College of Agronomy, Shenyang Agricultural University, Shenyang 100866, China.
Synthesis Research Center of Chinese Ecosystem Research Network, Key Laboratory of Ecosystem Network Observation and Modeling, Institute of Geographic Sciences and Natural Resources Research, Chinese Academy of Sciences, Beijing 100101, China.
Ying Yong Sheng Tai Xue Bao. 2024 Sep 18;35(9):2581-2591. doi: 10.13287/j.1001-9332.202409.026.
Annual net ecosystem productivity (NEP), the amount of net carbon sequestration during a year, serves as the basis of terrestrial carbon sink. Quantifying the spatial variations of NEP and its trend would enhance our understandings on the response and adaption of ecosystems to environmental change, which also serves for the regional carbon management targeting at carbon neutrality. Based on process-based model and data-driven model simulating NEP, we selected the optimal simulating NEP mostly representing NEP spatial variations with multiple site eddy covariance measurements to develop the spatial downscaling method and generate high resolution NEP data of China, which was used to examine the spatial variations of NEP and its trend and driving factors during 2000-2017. Compared with process-based model results, data-driven model simulating NEP could mostly represent the spatial variation of site measurements. The random forest regression based on climate, soil, and biological data combining with the simple scaling could successfully downscale NEP to a high spatial resolution. From 2000 to 2017, the total amount of NEP in China was (1.30±0.03) Pg C·a, showing a decreasing-increasing pattern with the inflection point in 2009. Chinese NEP decreased from southeast to northwest, showing a descending latitudinal distribution and an ascending longitudinal distribution, with the combined effects of climate and biotic factors. NEP trend decreased from east towards west, which was only accompanied with a slightly ascending longitudinal distribution, while photosynthetically active radiation and soil organic carbon content dominated the spatial variations of NEP trend. Therefore, the spatial patterns of generated NEP obviously differed from those of NEP trend, suggesting the obvious difference between the responses and adaptions of ecosystems to environmental changes.

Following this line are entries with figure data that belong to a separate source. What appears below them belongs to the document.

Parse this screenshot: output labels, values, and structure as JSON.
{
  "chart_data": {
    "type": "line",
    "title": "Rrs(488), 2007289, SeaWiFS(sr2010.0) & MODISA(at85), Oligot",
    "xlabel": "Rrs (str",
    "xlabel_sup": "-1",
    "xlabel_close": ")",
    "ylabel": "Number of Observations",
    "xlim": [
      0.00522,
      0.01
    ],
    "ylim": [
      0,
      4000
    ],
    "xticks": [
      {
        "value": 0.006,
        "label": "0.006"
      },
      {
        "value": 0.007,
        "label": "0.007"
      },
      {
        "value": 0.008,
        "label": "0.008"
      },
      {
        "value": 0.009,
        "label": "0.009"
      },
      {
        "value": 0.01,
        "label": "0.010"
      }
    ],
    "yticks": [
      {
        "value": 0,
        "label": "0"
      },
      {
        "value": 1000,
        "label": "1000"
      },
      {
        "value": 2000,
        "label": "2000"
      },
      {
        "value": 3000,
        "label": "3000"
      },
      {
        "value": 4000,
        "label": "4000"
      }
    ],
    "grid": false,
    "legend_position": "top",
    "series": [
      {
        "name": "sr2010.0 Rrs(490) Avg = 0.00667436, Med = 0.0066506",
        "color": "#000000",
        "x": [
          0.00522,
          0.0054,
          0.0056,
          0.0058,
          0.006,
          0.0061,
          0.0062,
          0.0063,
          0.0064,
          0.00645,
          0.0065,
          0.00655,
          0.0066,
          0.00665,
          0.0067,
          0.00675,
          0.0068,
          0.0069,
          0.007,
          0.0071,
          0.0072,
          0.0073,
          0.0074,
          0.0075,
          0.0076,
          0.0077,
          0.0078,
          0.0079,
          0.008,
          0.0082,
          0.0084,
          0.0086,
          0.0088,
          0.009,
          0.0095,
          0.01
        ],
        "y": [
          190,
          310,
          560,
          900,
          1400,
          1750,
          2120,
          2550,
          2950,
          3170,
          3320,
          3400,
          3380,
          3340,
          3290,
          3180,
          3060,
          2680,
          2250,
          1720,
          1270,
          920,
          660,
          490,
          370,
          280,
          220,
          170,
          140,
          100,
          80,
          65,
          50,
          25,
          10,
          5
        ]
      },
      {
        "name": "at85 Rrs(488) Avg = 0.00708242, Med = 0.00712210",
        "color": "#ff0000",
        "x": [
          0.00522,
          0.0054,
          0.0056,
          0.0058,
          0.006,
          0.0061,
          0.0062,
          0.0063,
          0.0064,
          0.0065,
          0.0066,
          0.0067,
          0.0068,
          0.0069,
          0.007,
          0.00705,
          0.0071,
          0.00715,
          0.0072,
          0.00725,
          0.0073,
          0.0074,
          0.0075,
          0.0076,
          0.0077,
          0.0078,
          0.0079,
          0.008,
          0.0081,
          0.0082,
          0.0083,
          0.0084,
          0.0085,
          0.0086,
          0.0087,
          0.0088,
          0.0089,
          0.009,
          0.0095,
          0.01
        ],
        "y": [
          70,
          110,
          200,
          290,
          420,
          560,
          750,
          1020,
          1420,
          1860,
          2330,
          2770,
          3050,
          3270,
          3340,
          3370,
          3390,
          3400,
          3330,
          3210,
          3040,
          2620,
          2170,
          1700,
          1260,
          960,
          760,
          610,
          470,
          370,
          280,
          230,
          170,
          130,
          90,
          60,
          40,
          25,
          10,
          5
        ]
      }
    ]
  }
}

年净生态系统生产力(NEP)是一年内净碳固存的量,是陆地碳汇的基础。量化 NEP 的空间变化及其趋势将增强我们对生态系统对环境变化的响应和适应的理解,这也有助于实现针对碳中和的区域碳管理。基于过程模型和数据驱动模型模拟 NEP,我们选择了最能代表多个站点涡度协方差测量的 NEP 空间变化的最佳模拟 NEP,以开发空间降尺度方法并生成中国高分辨率 NEP 数据,用于检验 2000-2017 年期间 NEP 的空间变化及其趋势和驱动因素。与过程模型结果相比,数据驱动模型模拟的 NEP 大多可以代表站点测量的空间变化。基于气候、土壤和生物数据的随机森林回归与简单缩放相结合,可以成功地将 NEP 降尺度到高空间分辨率。2000 年至 2017 年期间,中国的 NEP 总量为(1.30±0.03)Pg C·a,呈减少-增加的模式,转折点在 2009 年。中国 NEP 从东南向西北递减,呈现出递减的纬度分布和递增的经度分布,这是气候和生物因素综合作用的结果。NEP 趋势从东向西递减,仅伴有略微递增的经度分布,而光合有效辐射和土壤有机碳含量则主导了 NEP 趋势的空间变化。因此,生成的 NEP 的空间模式明显不同于 NEP 趋势的空间模式,表明生态系统对环境变化的响应和适应存在明显差异。